« El Meftah » du Théâtre régional de Béjaïa : Entre engagement et limites

La générale de la pièce « El Meftah » (La clef), écrite par Mohamed Bourahla, mise en scène par Ziani-Chérif Ayad et produite par le Théâtre régional Abdelmalek-Bouguermouh de Béjaïa, a été présentée, samedi 4 octobre, sur la scène du Théâtre national algérien Mahieddine-Bachtarzi. Cette création se voulait à la fois politique et poétique, convoquant la chorégraphie, la musique et le jeu d’acteurs pour donner chair au drame palestinien. Le choix de ce sujet témoigne d’un engagement fort, mais il a également révélé les limites d’une approche où le discours finit parfois par l’emporter sur la dramaturgie.

La pièce met en place un huis clos où Françoise, écrivaine et académicienne interprétée par Tounes Aït Ali, célèbre la sortie de son dernier ouvrage consacré à la question du pouvoir et de l’argent. Son mari Bernard, patron de presse campé par Réda Takherist, l’ami de Bernard, David, interprété par Djalal Draoui, et le collègue de Françoise, l’universitaire Mourad, incarné par Billel Belmadani, prennent part à ce dîner qui tourne rapidement à la confrontation idéologique. Les échanges se durcissent, les mots deviennent des armes. David exprime sans détour un discours sioniste cynique et brutal, Mourad réplique avec une parole de vérité tranchante et sans concession, tandis que Françoise se dresse en « objecteur de conscience », opposant une révolte morale à son mari et à son invité, ce qui donne à son personnage une stature quasi brechtienne. Cette configuration met en tension différentes positions, mais le contraste trop marqué entre les personnages finit par affaiblir la complexité dramatique.

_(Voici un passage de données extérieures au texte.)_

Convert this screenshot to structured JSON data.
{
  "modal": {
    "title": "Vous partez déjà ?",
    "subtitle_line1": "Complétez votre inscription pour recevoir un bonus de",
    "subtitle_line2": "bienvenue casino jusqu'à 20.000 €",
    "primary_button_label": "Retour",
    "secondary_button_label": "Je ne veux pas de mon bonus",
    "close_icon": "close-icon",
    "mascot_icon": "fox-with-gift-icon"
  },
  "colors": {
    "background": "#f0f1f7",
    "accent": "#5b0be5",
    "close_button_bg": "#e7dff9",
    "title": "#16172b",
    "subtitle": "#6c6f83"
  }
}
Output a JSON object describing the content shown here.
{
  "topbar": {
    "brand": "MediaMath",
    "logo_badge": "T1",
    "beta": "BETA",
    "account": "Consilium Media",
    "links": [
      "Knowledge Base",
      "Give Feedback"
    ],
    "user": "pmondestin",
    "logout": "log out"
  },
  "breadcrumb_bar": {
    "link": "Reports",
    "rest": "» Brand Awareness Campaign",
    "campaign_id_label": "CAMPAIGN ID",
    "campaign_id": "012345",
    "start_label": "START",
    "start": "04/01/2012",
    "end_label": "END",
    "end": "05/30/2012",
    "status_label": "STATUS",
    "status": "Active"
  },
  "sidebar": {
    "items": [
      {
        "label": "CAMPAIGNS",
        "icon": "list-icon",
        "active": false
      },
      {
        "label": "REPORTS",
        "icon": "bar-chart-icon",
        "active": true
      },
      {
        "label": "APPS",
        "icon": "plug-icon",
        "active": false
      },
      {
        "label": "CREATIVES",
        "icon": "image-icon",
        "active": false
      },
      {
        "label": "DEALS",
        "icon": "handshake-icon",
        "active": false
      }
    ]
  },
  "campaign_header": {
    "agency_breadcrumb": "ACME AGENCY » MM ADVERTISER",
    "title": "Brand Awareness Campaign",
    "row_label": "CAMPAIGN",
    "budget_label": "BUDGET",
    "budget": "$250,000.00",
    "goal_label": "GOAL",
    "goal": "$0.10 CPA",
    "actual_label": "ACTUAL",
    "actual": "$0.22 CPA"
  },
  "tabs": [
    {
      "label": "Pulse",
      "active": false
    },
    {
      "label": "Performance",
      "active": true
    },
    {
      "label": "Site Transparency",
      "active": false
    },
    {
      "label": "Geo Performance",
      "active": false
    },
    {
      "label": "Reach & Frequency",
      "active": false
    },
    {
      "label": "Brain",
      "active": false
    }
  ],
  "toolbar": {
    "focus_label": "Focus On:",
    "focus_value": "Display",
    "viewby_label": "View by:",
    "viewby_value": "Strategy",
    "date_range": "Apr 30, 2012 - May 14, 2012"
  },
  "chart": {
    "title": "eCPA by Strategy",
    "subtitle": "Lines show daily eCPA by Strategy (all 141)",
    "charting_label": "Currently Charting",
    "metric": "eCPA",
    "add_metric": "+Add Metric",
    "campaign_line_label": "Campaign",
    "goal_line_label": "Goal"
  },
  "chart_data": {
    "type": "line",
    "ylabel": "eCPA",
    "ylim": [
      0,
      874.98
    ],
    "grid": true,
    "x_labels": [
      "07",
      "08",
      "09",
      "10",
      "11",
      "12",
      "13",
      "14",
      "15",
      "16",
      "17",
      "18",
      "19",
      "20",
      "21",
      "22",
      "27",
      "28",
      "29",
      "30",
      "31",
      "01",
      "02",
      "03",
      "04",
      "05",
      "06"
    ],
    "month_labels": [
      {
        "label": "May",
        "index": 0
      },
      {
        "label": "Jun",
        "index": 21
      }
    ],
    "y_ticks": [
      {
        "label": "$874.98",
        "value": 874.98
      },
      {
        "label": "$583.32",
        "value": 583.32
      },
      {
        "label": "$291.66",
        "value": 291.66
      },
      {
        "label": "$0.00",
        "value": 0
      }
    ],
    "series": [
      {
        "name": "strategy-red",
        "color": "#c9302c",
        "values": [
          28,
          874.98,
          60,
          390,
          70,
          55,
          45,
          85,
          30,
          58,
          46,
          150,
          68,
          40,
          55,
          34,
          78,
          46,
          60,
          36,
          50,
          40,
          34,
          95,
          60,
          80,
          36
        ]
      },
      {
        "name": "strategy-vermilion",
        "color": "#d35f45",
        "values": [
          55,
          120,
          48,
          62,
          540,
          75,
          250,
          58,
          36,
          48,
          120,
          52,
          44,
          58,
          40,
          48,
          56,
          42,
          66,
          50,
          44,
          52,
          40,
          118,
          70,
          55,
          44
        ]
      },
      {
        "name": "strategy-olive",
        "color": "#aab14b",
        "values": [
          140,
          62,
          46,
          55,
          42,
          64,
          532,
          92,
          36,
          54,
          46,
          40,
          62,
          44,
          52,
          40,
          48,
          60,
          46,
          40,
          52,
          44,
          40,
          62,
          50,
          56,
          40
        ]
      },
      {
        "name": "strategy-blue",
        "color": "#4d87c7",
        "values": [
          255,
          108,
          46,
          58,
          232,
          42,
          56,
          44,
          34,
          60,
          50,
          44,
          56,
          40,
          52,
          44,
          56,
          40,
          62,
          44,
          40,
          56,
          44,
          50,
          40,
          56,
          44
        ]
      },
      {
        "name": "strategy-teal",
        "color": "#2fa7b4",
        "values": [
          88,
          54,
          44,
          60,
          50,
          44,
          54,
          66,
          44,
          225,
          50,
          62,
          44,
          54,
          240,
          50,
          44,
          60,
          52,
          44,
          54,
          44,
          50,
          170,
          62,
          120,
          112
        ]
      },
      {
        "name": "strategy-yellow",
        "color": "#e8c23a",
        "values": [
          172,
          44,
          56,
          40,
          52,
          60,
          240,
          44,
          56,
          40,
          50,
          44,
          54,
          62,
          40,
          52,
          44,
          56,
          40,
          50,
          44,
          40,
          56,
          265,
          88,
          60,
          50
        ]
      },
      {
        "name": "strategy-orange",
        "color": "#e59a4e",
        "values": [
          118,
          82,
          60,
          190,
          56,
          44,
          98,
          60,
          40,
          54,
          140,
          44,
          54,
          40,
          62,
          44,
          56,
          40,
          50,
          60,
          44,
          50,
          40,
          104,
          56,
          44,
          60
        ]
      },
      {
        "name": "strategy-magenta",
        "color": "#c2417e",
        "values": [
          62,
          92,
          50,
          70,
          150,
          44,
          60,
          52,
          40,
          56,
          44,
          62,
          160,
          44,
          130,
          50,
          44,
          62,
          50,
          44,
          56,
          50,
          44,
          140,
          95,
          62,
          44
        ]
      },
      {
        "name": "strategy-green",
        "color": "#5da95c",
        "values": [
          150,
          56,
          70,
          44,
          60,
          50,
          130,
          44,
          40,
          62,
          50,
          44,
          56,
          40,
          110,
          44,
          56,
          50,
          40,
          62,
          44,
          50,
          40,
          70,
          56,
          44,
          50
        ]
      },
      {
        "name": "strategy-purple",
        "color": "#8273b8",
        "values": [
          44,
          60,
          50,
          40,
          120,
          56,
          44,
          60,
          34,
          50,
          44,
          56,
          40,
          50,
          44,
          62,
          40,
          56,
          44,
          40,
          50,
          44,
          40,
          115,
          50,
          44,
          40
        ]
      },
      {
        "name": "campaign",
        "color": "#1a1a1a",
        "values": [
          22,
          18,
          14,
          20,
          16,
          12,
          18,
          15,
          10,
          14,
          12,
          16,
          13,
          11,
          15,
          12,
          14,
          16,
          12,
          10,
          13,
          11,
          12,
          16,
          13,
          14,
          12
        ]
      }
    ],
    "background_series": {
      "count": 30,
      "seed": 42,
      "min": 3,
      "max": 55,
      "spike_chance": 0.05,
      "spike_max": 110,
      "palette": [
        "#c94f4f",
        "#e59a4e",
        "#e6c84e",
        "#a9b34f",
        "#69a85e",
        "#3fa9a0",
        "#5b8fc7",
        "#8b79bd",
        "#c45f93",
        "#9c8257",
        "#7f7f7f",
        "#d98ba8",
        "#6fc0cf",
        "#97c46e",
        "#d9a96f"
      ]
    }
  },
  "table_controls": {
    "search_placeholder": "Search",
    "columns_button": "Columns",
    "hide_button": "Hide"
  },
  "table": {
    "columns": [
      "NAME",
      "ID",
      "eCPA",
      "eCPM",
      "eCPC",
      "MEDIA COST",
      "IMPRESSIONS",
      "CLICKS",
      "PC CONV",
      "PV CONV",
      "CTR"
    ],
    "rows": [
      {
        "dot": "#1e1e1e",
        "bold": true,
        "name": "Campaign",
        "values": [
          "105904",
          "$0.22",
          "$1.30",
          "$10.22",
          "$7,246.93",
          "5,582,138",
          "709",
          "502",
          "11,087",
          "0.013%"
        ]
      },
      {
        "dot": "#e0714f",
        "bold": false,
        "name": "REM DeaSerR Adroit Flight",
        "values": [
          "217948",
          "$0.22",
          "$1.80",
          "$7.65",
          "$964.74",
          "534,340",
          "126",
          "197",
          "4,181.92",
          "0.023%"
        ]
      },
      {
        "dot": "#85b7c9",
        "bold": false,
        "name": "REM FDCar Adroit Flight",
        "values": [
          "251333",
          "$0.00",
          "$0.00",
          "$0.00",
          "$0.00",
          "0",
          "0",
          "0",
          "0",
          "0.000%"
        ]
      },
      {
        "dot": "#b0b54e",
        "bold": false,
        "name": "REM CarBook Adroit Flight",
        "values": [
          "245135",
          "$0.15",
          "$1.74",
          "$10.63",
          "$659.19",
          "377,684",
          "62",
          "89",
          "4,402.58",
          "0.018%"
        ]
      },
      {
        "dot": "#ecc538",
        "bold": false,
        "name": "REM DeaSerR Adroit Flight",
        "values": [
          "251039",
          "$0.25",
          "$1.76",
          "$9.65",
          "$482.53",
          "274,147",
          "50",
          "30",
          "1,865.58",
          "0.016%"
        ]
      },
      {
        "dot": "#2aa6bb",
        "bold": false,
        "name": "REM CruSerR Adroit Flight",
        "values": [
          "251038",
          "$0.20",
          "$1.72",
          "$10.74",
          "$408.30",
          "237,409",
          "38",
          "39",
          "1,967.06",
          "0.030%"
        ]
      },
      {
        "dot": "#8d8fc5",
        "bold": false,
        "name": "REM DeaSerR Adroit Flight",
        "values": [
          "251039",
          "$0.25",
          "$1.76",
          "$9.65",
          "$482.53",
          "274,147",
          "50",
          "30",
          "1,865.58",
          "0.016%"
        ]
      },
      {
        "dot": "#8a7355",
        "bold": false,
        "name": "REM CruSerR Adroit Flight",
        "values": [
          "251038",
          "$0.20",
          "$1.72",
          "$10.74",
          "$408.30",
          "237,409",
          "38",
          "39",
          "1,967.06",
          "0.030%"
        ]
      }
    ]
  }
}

La scénographie repose sur un écran-panneau en fond de scène où défilent des images de la destruction de Ghaza. La juxtaposition entre la fixité d’une table de dîner et la violence des images projetées cherche à produire une dialectique, mais l’effet peine à trouver toute son intensité. L’usage ponctuel d’un micro baladeur, isolé de toute démarche cohérente, donne l’impression d’un procédé gratuit, qui ne s’intègre pas pleinement à l’ensemble. Sur le plan du jeu, les comédiens ont livré une prestation sincère mais inégale. L’excès de pathos, les invectives répétées et une diction parfois approximative ont nui à la justesse de l’interprétation, privant la pièce de nuances psychologiques qui auraient pu donner plus d’épaisseur aux personnages.

Le titre, « El Meftah », ne trouve véritablement son ancrage dramaturgique qu’à la toute fin, lorsque des clefs apparaissent à l’écran. Ce symbole, puissant dans l’histoire palestinienne, puisqu’il renvoie à la Nakba et au geste des Palestiniens conservant la clef de leur maison comme promesse de retour, aurait mérité d’être travaillé en profondeur tout au long de la pièce. Son apparition tardive et sans préparation scénique l’affaiblit, alors qu’il aurait pu constituer un fil conducteur. Cette clef, qui renvoie aussi à l’histoire des Andalous expulsés d’Espagne, incarne une mémoire de l’exil et de l’attente, mais son traitement dramatique laisse le spectateur sur une impression d’inachevé.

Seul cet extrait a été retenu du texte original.